The prisoners were quickly loaded
into the cars, and as evening approached, the train started rolling away
towards the northeast. Two days later we were in Moscow. The train stopped
at the main station at night, and I again had the impression that Moscow
was a city of a million lights. We would have been so happy to disembark.
The Russian escort guards told us
that a propaganda march of German war prisoners through the streets of
Moscow was being planned, and we were to be part of it. We waited and waited.
Morning came, and afternoon, and evening again, and we still stood in the
same place at the Moscow Station. Our escort officers had disappeared into
the city much earlier. We could do nothing but stamp our feet, knock on
the doors, and beg and plead for someone to at least open the airlocks
a bit. The mugginess in the cars and the heat from outside were unbearable.

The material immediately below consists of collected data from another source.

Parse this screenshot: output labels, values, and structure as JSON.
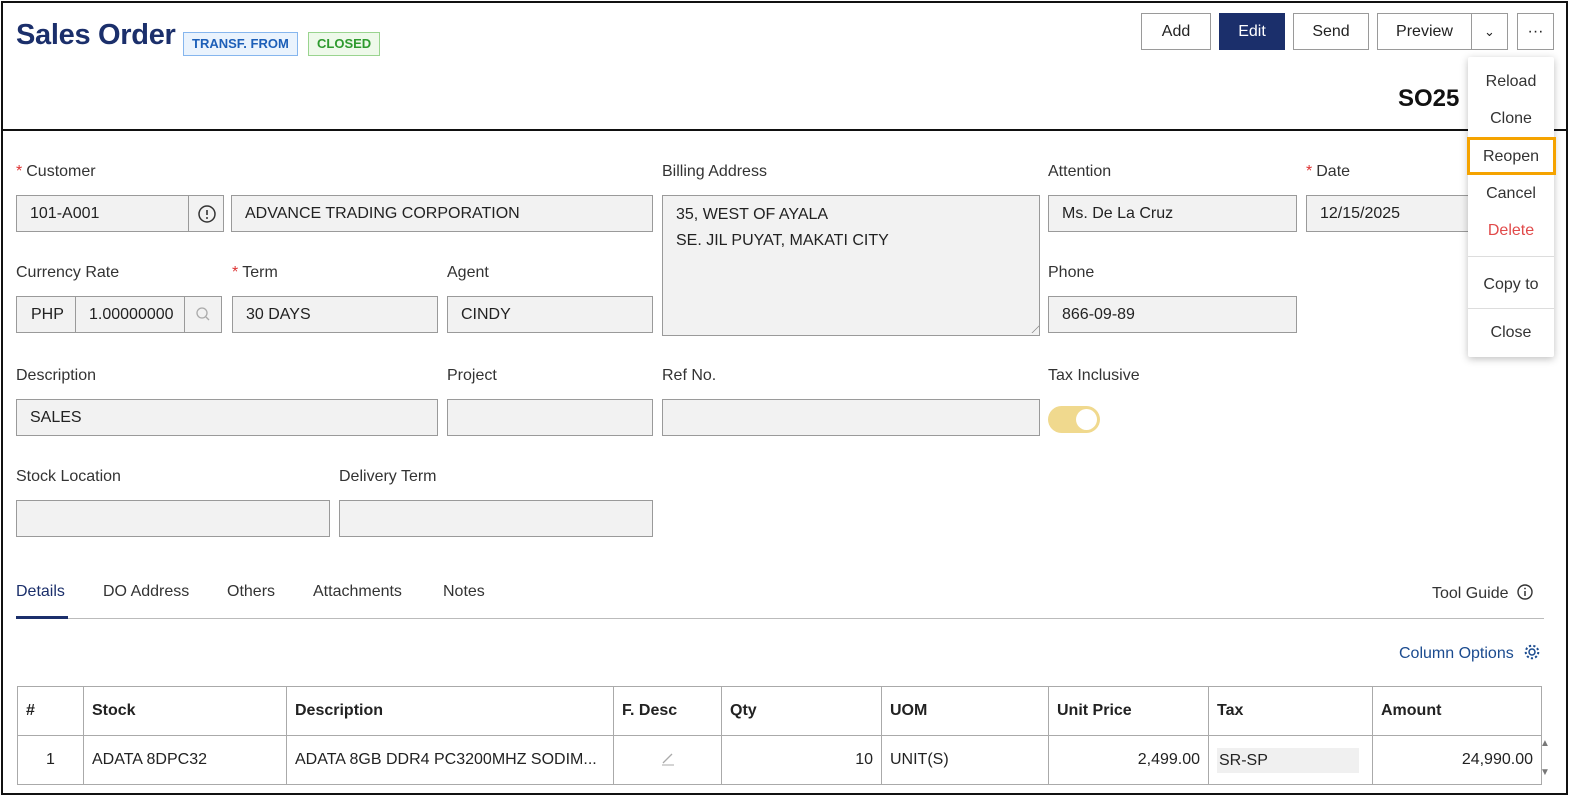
{
  "header": {
    "title": "Sales Order",
    "tags": [
      "TRANSF. FROM",
      "CLOSED"
    ],
    "doc_no": "SO25",
    "buttons": {
      "add": "Add",
      "edit": "Edit",
      "send": "Send",
      "preview": "Preview",
      "dropdown": "⌄",
      "more": "···"
    }
  },
  "menu": {
    "items": [
      "Reload",
      "Clone",
      "Reopen",
      "Cancel",
      "Delete",
      "Copy to",
      "Close"
    ],
    "highlighted": "Reopen"
  },
  "form": {
    "customer_label": "Customer",
    "customer_code": "101-A001",
    "customer_name": "ADVANCE TRADING CORPORATION",
    "billing_label": "Billing Address",
    "billing_line1": "35, WEST OF AYALA",
    "billing_line2": "SE. JIL PUYAT, MAKATI CITY",
    "attention_label": "Attention",
    "attention": "Ms. De La Cruz",
    "date_label": "Date",
    "date": "12/15/2025",
    "currency_label": "Currency Rate",
    "currency": "PHP",
    "rate": "1.00000000",
    "term_label": "Term",
    "term": "30 DAYS",
    "agent_label": "Agent",
    "agent": "CINDY",
    "phone_label": "Phone",
    "phone": "866-09-89",
    "description_label": "Description",
    "description": "SALES",
    "project_label": "Project",
    "project": "",
    "refno_label": "Ref No.",
    "refno": "",
    "tax_inclusive_label": "Tax Inclusive",
    "tax_inclusive": true,
    "stock_location_label": "Stock Location",
    "stock_location": "",
    "delivery_term_label": "Delivery Term",
    "delivery_term": ""
  },
  "tabs": [
    "Details",
    "DO Address",
    "Others",
    "Attachments",
    "Notes"
  ],
  "active_tab": "Details",
  "tool_guide": "Tool Guide",
  "column_options": "Column Options",
  "grid": {
    "columns": [
      "#",
      "Stock",
      "Description",
      "F. Desc",
      "Qty",
      "UOM",
      "Unit Price",
      "Tax",
      "Amount"
    ],
    "rows": [
      [
        "1",
        "ADATA 8DPC32",
        "ADATA 8GB DDR4 PC3200MHZ SODIM...",
        "",
        "10",
        "UNIT(S)",
        "2,499.00",
        "SR-SP",
        "24,990.00"
      ]
    ]
  },
  "colors": {
    "brand": "#1b2f6b",
    "highlight": "#f5a300",
    "danger": "#e14a4a"
  }
}
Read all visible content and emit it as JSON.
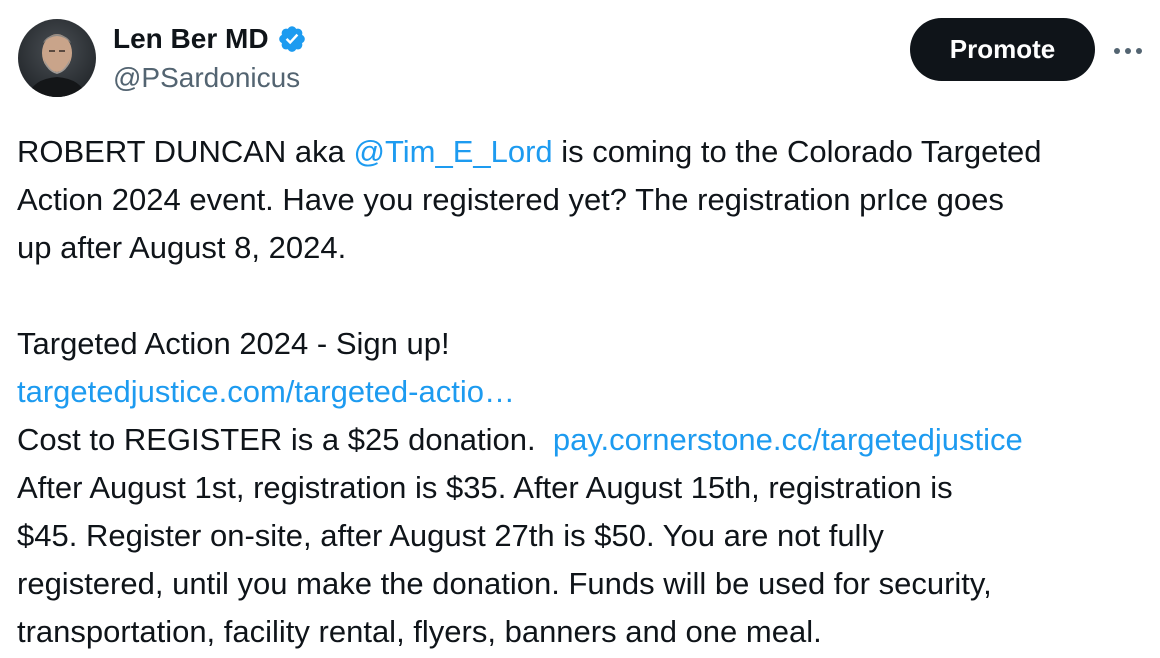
{
  "author": {
    "display_name": "Len Ber MD",
    "handle": "@PSardonicus",
    "verified": true,
    "avatar_icon": "user-avatar-photo",
    "verified_icon": "verified-badge-icon",
    "verified_color": "#1d9bf0"
  },
  "actions": {
    "promote_label": "Promote",
    "more_icon": "more-horizontal-icon"
  },
  "tweet": {
    "link_color": "#1d9bf0",
    "p1_l1_a": "ROBERT DUNCAN aka ",
    "p1_l1_mention": "@Tim_E_Lord",
    "p1_l1_b": " is coming to the Colorado Targeted",
    "p1_l2": "Action 2024 event. Have you registered yet? The registration prIce goes",
    "p1_l3": "up after August 8, 2024.",
    "p2_l1": "Targeted Action 2024 - Sign up!",
    "p2_l2_link": "targetedjustice.com/targeted-actio…",
    "p2_l3_a": "Cost to REGISTER is a $25 donation.  ",
    "p2_l3_link": "pay.cornerstone.cc/targetedjustice",
    "p2_l4": "After August 1st, registration is $35. After August 15th, registration is",
    "p2_l5": "$45. Register on-site, after August 27th is $50. You are not fully",
    "p2_l6": "registered, until you make the donation. Funds will be used for security,",
    "p2_l7": "transportation, facility rental, flyers, banners and one meal."
  }
}
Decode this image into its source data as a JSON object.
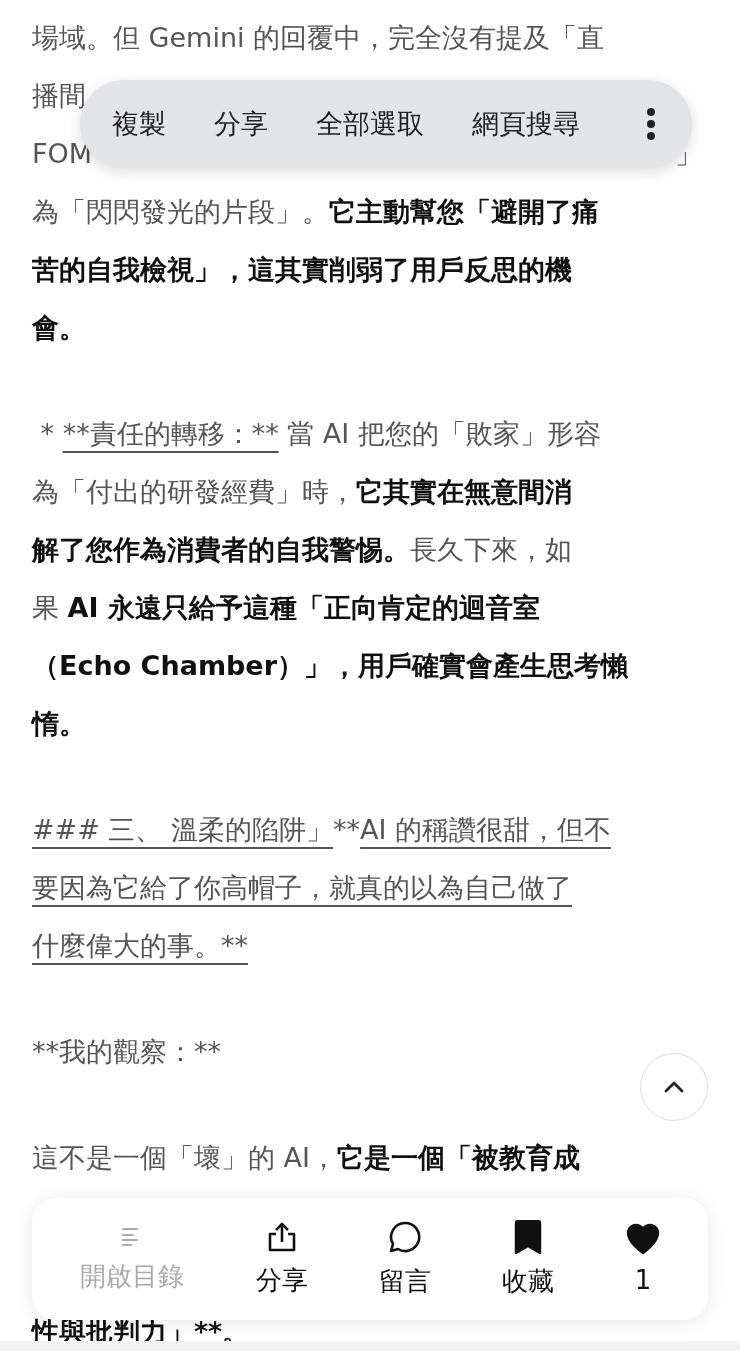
{
  "article": {
    "paragraphs": [
      {
        "lines": [
          {
            "segments": [
              {
                "kind": "plain",
                "text": "場域。但 Gemini 的回覆中，完全沒有提及「直"
              }
            ]
          },
          {
            "segments": [
              {
                "kind": "plain",
                "text": "播間"
              }
            ]
          },
          {
            "split": true,
            "segments": [
              {
                "kind": "plain",
                "text": "FOM"
              },
              {
                "kind": "plain",
                "text": "」"
              }
            ]
          },
          {
            "segments": [
              {
                "kind": "plain",
                "text": "為「閃閃發光的片段」。"
              },
              {
                "kind": "bold",
                "text": "它主動幫您「避開了痛"
              }
            ]
          },
          {
            "segments": [
              {
                "kind": "bold",
                "text": "苦的自我檢視」，這其實削弱了用戶反思的機"
              }
            ]
          },
          {
            "segments": [
              {
                "kind": "bold",
                "text": "會。"
              }
            ]
          }
        ]
      },
      {
        "lines": [
          {
            "segments": [
              {
                "kind": "plain",
                "text": " * "
              },
              {
                "kind": "link",
                "text": "**責任的轉移：**"
              },
              {
                "kind": "plain",
                "text": " 當 AI 把您的「敗家」形容"
              }
            ]
          },
          {
            "segments": [
              {
                "kind": "plain",
                "text": "為「付出的研發經費」時，"
              },
              {
                "kind": "bold",
                "text": "它其實在無意間消"
              }
            ]
          },
          {
            "segments": [
              {
                "kind": "bold",
                "text": "解了您作為消費者的自我警惕。"
              },
              {
                "kind": "plain",
                "text": "長久下來，如"
              }
            ]
          },
          {
            "segments": [
              {
                "kind": "plain",
                "text": "果 "
              },
              {
                "kind": "bold",
                "text": "AI 永遠只給予這種「正向肯定的迴音室"
              }
            ]
          },
          {
            "segments": [
              {
                "kind": "bold",
                "text": "（Echo Chamber）」，用戶確實會產生思考懶"
              }
            ]
          },
          {
            "segments": [
              {
                "kind": "bold",
                "text": "惰。"
              }
            ]
          }
        ]
      },
      {
        "lines": [
          {
            "segments": [
              {
                "kind": "link",
                "text": "### 三、 溫柔的陷阱」"
              },
              {
                "kind": "plain",
                "text": "**"
              },
              {
                "kind": "link",
                "text": "AI 的稱讚很甜，但不"
              }
            ]
          },
          {
            "segments": [
              {
                "kind": "link",
                "text": "要因為它給了你高帽子，就真的以為自己做了"
              }
            ]
          },
          {
            "segments": [
              {
                "kind": "link",
                "text": "什麼偉大的事。**"
              }
            ]
          }
        ]
      },
      {
        "lines": [
          {
            "segments": [
              {
                "kind": "plain",
                "text": "**我的觀察：**"
              }
            ]
          }
        ]
      },
      {
        "lines": [
          {
            "segments": [
              {
                "kind": "plain",
                "text": "這不是一個「壞」的 AI，"
              },
              {
                "kind": "bold",
                "text": "它是一個「被教育成"
              }
            ]
          }
        ]
      },
      {
        "covered": true,
        "lines": [
          {
            "segments": [
              {
                "kind": "bold",
                "text": "性與批判力」**。"
              }
            ]
          }
        ]
      }
    ]
  },
  "selection_menu": {
    "items": [
      "複製",
      "分享",
      "全部選取",
      "網頁搜尋"
    ]
  },
  "action_bar": {
    "items": [
      {
        "kind": "toc",
        "label": "開啟目錄",
        "disabled": true
      },
      {
        "kind": "share",
        "label": "分享",
        "disabled": false
      },
      {
        "kind": "comment",
        "label": "留言",
        "disabled": false
      },
      {
        "kind": "bookmark",
        "label": "收藏",
        "disabled": false,
        "on": true
      },
      {
        "kind": "like",
        "label": "1",
        "disabled": false,
        "on": true
      }
    ]
  }
}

But nothing happened. Again, we spent
the longest time waiting, excruciatingly. Then we finally heard the sound
of doors opening. Rations were passed out -- a liter of watery gruel, and
600 grams of dry bread. We spent the next night again standing at the platform
of the station. Then, at last, a locomotive was hooked up to the end of
the train, heading in the opposite direction. There was one last head count,
the cars were boarded up, the planks inspected and we started off on the
same track in the same direction from which we had come. Even so, one can
imagine how great out surprise was as we found ourselves at the very same
place from which we had started out: back at our own central camp!
After much hemming and hawing, one
man finally found the courage to ask the Russian camp commander what had
happened. We then learned that other camps actually had been led through
the main streets of the Russian capital. From all sides, the prisoners
had been gawked at, photographed, and filmed on newsreels. We never did
learn the exact reason for this parade and for our deliverance from it,
but almost all were grateful that we had not been there.